This Is My Letter to the World

This Is My Letter to the World Quotes and Analysis

This is my letter to the world,

That never wrote to me—

Speaker

The opening lines of the poem serve to clearly state the speaker's intentions and show her degree of isolation. She is reaching out to a world that she feels has not directed that same kindness toward her. The speaker's attempt to reach out to the world is marked by this incongruity right away. She is writing out of necessity, because the world has made no overtures at trying to better understand or appreciate her. In this way, she allows the reader to feel her loneliness without having to say it directly. There is also a trace of bitterness in these lines. She is noting that this explanation is necessitated by the relative apathy of the world around her. No one has tried to see her clearly, so she feels the need to justify her life.

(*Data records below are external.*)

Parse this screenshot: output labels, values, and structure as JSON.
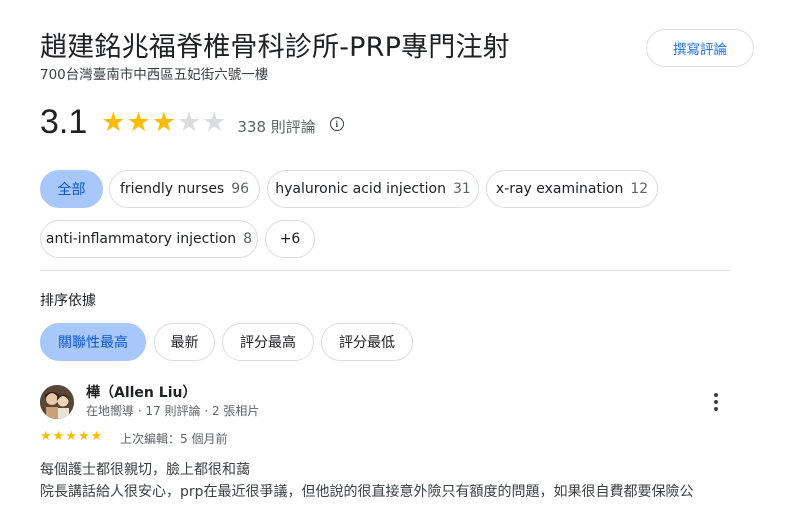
{
  "place": {
    "title": "趙建銘兆福脊椎骨科診所-PRP專門注射",
    "address": "700台灣臺南市中西區五妃街六號一樓",
    "write_review_label": "撰寫評論"
  },
  "rating": {
    "value": "3.1",
    "stars_filled": 3,
    "stars_total": 5,
    "count_label": "338 則評論",
    "info_icon": "info-circle-icon"
  },
  "topics": [
    {
      "label": "全部",
      "count": "",
      "active": true
    },
    {
      "label": "friendly nurses",
      "count": "96",
      "active": false
    },
    {
      "label": "hyaluronic acid injection",
      "count": "31",
      "active": false
    },
    {
      "label": "x-ray examination",
      "count": "12",
      "active": false
    },
    {
      "label": "anti-inflammatory injection",
      "count": "8",
      "active": false
    },
    {
      "label": "+6",
      "count": "",
      "active": false
    }
  ],
  "sort": {
    "label": "排序依據",
    "options": [
      {
        "label": "關聯性最高",
        "active": true
      },
      {
        "label": "最新",
        "active": false
      },
      {
        "label": "評分最高",
        "active": false
      },
      {
        "label": "評分最低",
        "active": false
      }
    ]
  },
  "review": {
    "name": "樺（Allen Liu）",
    "meta": "在地嚮導 · 17 則評論 · 2 張相片",
    "rating": 5,
    "edited": "上次編輯：5 個月前",
    "text_line1": "每個護士都很親切，臉上都很和藹",
    "text_line2": "院長講話給人很安心，prp在最近很爭議，但他說的很直接意外險只有額度的問題，如果很自費都要保險公"
  },
  "colors": {
    "star": "#fbbc04",
    "star_empty": "#dadce0",
    "active_chip": "#a8c7fa",
    "accent": "#1a73e8"
  }
}
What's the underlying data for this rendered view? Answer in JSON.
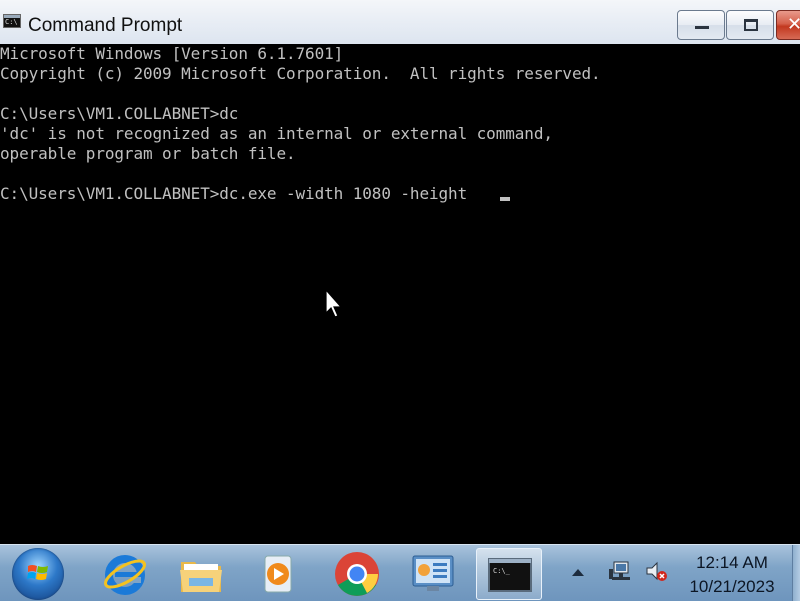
{
  "window": {
    "title": "Command Prompt",
    "minimize_label": "",
    "maximize_label": "",
    "close_glyph": "✕"
  },
  "console": {
    "lines": [
      "Microsoft Windows [Version 6.1.7601]",
      "Copyright (c) 2009 Microsoft Corporation.  All rights reserved.",
      "",
      "C:\\Users\\VM1.COLLABNET>dc",
      "'dc' is not recognized as an internal or external command,",
      "operable program or batch file.",
      "",
      "C:\\Users\\VM1.COLLABNET>dc.exe -width 1080 -height "
    ],
    "text_color": "#c0c0c0",
    "background": "#000000"
  },
  "taskbar": {
    "items": [
      {
        "name": "internet-explorer",
        "icon": "ie-icon"
      },
      {
        "name": "windows-explorer",
        "icon": "folder-icon"
      },
      {
        "name": "media-player",
        "icon": "media-player-icon"
      },
      {
        "name": "chrome",
        "icon": "chrome-icon"
      },
      {
        "name": "control-panel",
        "icon": "control-panel-icon"
      },
      {
        "name": "command-prompt",
        "icon": "cmd-icon",
        "active": true
      }
    ],
    "clock": {
      "time": "12:14 AM",
      "date": "10/21/2023"
    }
  }
}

The simple News that Nature told—

With tender Majesty

Speaker

Here, the speaker offers a glimpse at how she has been able to appreciate the world around her. She claims to have received "News" from "Nature," as it was displaying its "Majesty." While initially this phrasing seems opaque, what the speaker seems to be saying is that the lessons she has learned have almost always come from appreciating natural splendor. These lines fit with the speaker's earlier comments about her isolation in the social world, in that they portray her as having spent more time outdoors, in nature, than at parties and in drawing rooms. She is cluing the reader into her artistic ambitions and their connection to nature. The use of the word "news" is crucial: it connotes both the worldly information conveyed by newspapers, and the religious sense—amplified by her capitalization of this otherwise-common noun—of revelation. From nature, the speaker has received both the daily experience of sensory life, and the "tender Majesty" of a spiritual "Message."

For love of Her—Sweet—countrymen—

Judge tenderly—of Me

Speaker

These final lines pack the heftiest emotional punch. The speaker is asking her "sweet countrymen" to "judge" her "tenderly," out of "love" for nature. She is making an appeal to her social circle. She hopes that, by way of an analogy with their appreciation for the natural world, they can come to better understand her. She wants to be seen more clearly than she is currently, and accepted by those around her for who she is. In connecting herself to nature, and explaining her fascination with it, the speaker wants these "countrymen" to perceive her and her passion with kindness. She has stated her purpose in the beginning, tried to explain herself in the middle, and is now making one final plea for some amount of consideration. These last two lines are particularly emotional given the fact that the reader is left to wonder how this letter will be received. The poem is partly an explanation of her writing endeavors, and partly a request for kindness and consideration from those around her.